The Bit Order Shuffle. For an explanation, keep reading...

The Bit Order Shuffle. (For an explanation, keep reading.) Click for uncompressed BMP.

 

When I first took a Digital Electronics course years ago, the instructor started talking about what sounded like “big-Indian” and “little-Indian” formats. I wasn’t really sure what he was talking about — but then I read the textbook. (It’s actually useful, on occasion, provided that the instructor isn’t the author.)  As it turns out, there are two main ways of storing binary numbers — with the “big end” first, or the “little end” first. Thus, “Big-Endian” and “Little-Endian.” Endian-ness, not “Indian-ness.”

Indianness

This can’t be what the professor meant, right? (Drawing by Millard E. Carr)

 

In Big-Endian format, the largest bits (and bytes) of a binary number are stored first. So, the number 0100 would represent “four,” and the number 10100000 would represent “one hundred sixty.” Motorola processors (Freescale, these days) are big-endian.

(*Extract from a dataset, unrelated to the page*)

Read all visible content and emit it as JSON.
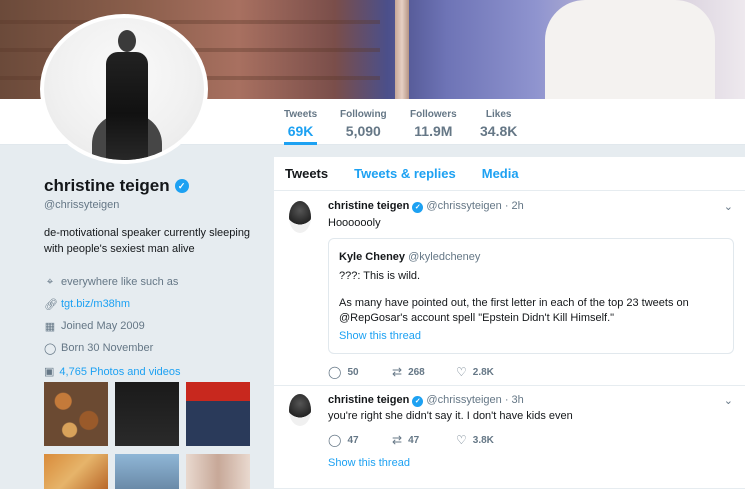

In Little-Endian format, the order is reversed: the smallest bits come first. So, 0100 would represent “two,” and 10100000 would represent “five.” Intel CPUs are little-endian.

Both systems are well entrenched (although I confess I don’t understand why someone would use little-endian when most networks use big-endian), so it’s important to know about the problem of endianness, and how to convert between the two (using LIFO buffers, if dealing with serial data.)

But back to the “Bit Order Shuffle” image, above. It turns out that when you read the numbers in backwards order like this, you shuffle the value order of the numbers. 0000 will still be first in a list of four-bit numbers and 1111 will still be last — but 0001 will become 1000, jumping to the middle of the deck — and 0011 (three) will become 1100 (twelve) etc.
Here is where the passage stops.